Alors que la forward guidance (indication sur l’orientation future de la politique monétaire) avait été quelque peu malmenée par le changement de ton en quelques semaines entre décembre et début février, chercher à retrouver de la crédibilité sur le respect de l’objectif d’inflation pourra se révéler une stratégie gagnante pour la BCE. S’assurer d’une plus grande « optionalité » dans la conduite de la politique monétaire en revenant à des décisions dépendantes des données économiques pourrait simplifier la communication dans les prochains mois et éviter les surinterprétations de la moindre inflexion du discours.

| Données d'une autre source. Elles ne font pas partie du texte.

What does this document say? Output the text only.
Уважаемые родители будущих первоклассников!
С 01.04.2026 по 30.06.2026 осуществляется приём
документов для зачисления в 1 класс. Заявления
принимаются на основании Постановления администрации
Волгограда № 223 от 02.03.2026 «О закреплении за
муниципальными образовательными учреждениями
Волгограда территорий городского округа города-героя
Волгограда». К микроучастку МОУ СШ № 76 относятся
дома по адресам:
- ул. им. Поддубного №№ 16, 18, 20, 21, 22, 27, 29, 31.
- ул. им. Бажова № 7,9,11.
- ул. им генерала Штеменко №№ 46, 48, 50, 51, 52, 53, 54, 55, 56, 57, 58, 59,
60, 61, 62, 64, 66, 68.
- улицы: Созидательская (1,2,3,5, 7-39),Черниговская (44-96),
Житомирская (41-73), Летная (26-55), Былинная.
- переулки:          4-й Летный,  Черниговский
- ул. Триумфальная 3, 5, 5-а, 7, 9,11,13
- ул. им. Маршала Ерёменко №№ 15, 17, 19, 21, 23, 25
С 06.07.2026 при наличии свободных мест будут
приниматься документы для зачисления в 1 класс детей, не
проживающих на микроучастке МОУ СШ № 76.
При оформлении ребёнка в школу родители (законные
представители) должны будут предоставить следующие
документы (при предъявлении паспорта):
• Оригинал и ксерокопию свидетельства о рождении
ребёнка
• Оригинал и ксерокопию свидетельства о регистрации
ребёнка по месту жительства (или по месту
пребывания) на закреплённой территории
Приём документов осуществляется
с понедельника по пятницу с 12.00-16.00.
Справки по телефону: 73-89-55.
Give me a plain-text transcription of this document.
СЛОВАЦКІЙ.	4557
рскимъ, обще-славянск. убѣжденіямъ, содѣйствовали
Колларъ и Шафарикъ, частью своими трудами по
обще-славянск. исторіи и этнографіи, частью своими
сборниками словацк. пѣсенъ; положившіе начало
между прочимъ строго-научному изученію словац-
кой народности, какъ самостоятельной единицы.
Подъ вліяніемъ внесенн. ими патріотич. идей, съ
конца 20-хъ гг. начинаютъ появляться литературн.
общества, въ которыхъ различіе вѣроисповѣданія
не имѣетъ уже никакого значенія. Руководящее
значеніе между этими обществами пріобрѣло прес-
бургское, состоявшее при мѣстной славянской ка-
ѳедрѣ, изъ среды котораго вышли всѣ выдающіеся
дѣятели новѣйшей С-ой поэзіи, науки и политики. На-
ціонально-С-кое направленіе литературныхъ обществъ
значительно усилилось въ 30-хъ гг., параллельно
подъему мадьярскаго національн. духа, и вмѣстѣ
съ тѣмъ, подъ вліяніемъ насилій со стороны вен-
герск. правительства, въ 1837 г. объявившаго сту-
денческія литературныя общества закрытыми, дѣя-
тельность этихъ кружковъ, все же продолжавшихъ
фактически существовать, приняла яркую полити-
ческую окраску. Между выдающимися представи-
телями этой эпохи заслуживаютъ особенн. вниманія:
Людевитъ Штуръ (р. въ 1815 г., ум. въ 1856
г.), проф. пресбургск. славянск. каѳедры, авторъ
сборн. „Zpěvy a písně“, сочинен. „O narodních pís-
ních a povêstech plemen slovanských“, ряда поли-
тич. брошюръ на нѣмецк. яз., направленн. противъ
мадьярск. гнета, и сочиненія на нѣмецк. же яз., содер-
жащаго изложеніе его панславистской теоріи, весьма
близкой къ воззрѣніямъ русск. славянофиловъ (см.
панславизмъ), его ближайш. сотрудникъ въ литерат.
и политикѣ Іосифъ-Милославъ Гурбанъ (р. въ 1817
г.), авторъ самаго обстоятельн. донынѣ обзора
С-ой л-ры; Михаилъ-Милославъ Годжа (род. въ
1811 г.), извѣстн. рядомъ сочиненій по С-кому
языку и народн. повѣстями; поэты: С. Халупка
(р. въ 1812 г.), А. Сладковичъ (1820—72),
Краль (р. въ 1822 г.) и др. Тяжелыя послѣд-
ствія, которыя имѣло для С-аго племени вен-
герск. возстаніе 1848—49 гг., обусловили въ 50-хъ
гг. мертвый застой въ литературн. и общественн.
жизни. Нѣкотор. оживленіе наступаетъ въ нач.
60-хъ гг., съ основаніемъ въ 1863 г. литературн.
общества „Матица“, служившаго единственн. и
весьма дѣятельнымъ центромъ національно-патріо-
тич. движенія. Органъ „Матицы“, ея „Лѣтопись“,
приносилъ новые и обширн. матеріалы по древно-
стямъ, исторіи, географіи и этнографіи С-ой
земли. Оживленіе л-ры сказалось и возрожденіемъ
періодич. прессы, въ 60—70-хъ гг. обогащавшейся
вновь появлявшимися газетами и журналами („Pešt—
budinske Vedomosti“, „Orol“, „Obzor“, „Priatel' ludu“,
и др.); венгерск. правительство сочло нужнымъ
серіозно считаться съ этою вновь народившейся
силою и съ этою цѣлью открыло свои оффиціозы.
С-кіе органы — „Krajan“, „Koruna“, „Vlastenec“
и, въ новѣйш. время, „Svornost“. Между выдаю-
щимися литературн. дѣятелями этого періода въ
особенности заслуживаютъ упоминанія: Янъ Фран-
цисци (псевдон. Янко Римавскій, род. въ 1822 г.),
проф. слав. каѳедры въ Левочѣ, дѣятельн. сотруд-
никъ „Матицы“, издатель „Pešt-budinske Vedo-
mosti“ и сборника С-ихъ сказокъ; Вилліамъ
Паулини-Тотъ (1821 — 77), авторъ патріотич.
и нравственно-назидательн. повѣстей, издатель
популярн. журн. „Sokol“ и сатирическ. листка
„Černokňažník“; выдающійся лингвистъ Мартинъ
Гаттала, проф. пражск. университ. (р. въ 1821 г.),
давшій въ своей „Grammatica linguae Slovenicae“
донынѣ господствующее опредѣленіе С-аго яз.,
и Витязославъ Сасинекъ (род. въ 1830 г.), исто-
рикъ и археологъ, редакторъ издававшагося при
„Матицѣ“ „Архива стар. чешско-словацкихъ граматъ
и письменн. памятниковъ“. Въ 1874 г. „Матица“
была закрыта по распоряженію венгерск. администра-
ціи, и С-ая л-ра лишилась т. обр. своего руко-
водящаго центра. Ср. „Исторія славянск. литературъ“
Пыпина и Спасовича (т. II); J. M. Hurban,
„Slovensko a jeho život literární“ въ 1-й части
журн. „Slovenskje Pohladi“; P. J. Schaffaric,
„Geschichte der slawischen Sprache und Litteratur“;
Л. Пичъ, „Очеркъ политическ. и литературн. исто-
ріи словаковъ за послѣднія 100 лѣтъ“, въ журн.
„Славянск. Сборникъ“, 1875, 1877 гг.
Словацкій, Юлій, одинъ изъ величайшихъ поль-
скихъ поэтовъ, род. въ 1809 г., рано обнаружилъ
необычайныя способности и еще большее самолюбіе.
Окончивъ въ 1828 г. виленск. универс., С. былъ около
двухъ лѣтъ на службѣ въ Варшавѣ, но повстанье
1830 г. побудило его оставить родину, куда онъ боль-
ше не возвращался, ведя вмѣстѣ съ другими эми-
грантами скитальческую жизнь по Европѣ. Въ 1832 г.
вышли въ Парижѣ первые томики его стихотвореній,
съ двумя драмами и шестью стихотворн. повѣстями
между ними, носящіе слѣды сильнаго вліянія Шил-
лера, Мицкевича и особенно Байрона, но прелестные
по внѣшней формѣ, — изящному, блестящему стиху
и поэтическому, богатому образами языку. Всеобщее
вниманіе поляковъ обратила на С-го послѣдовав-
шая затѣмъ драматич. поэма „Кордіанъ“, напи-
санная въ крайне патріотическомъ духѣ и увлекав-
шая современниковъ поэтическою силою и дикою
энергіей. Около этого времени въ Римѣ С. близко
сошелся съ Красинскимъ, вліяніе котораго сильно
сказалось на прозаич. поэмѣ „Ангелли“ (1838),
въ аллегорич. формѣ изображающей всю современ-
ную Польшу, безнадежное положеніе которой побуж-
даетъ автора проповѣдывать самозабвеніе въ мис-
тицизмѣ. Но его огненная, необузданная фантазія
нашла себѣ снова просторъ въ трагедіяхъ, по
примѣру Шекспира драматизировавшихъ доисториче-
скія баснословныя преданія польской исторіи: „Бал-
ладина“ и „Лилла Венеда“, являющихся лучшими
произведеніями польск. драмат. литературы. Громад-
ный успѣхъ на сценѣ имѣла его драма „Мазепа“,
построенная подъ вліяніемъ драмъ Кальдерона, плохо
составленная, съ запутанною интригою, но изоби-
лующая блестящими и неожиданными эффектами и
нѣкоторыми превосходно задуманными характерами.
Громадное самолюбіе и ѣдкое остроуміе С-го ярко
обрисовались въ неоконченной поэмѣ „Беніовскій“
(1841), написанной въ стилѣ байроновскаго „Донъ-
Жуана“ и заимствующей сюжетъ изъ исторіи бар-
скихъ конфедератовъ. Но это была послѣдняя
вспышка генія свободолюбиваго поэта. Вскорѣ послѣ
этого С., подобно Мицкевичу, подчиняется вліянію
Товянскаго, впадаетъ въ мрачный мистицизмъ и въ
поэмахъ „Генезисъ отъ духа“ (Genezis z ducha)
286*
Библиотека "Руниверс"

Une Réserve fédérale plus prévisible que la BCE

A l’issue de la réunion du FOMC (Federal Open Market Committee) du 16 mars, une hausse largement anticipée de 25 pb du taux objectif des fonds fédéraux américains a été annoncée. Seul le Président de la Fed de Saint Louis, qui s’était distingué par son approche plus agressive de la politique monétaire ces dernières semaines, a voté pour un relèvement de 50 pb. Le graphique (dot plot) qui reflète les niveaux de taux directeurs jugés « appropriés » par les membres du FOMC montre que 4 hausses de taux supplémentaires sont envisagées par rapport aux conclusions de décembre alors même que la prévision de croissance du PIB est passée de 4,0 % à 2,8 % pour le glissement annuel du 4e trimestre 2022. La Fed prévoit toujours un taux de chômage très bas (3,5 % fin 2022 et 2023, 3,6 % fin 2024) et envisage que la mesure de l’inflation qu’elle surveille tout particulièrement (core PCE c’est-à-dire le déflateur des dépenses privées hors alimentaires et énergie) s’établira à 4,3 % au 4etrimestre 2022 etLe message est clair : même rabotée par les conséquences de la crise géopolitique, la demande intérieure va rester très solide aux Etats-Unis ces prochaines années et se traduire par une croissance supérieure à son potentiel. Dans ce contexte, les pressions inflationnistes, qui ne sont pas exclusivement dues à la remontée des coûts de l’énergie, justifient largement d’entamer un cycle de resserrement de la politique monétaire, dont le rythme pourrait être accéléré comme l’a précisé Jerome Powell. Par ailleurs, les propos du Président de la Fed laissent envisager que la réduction « passive » de la taille du bilan, c’est-à-dire l’arrêt du réinvestissement du principal des titres arrivant à échéance, pourrait commencer dès avril.

Même si les interrogations sur les conséquences sur l’activité de ces politiques monétaires moins accommodantes ne vont pas tarder à occuper l’esprit des investisseurs, entretenant ainsi la volatilité, la remontée des rendements obligataires devrait se poursuivre, aux Etats-Unis comme dans la zone euro.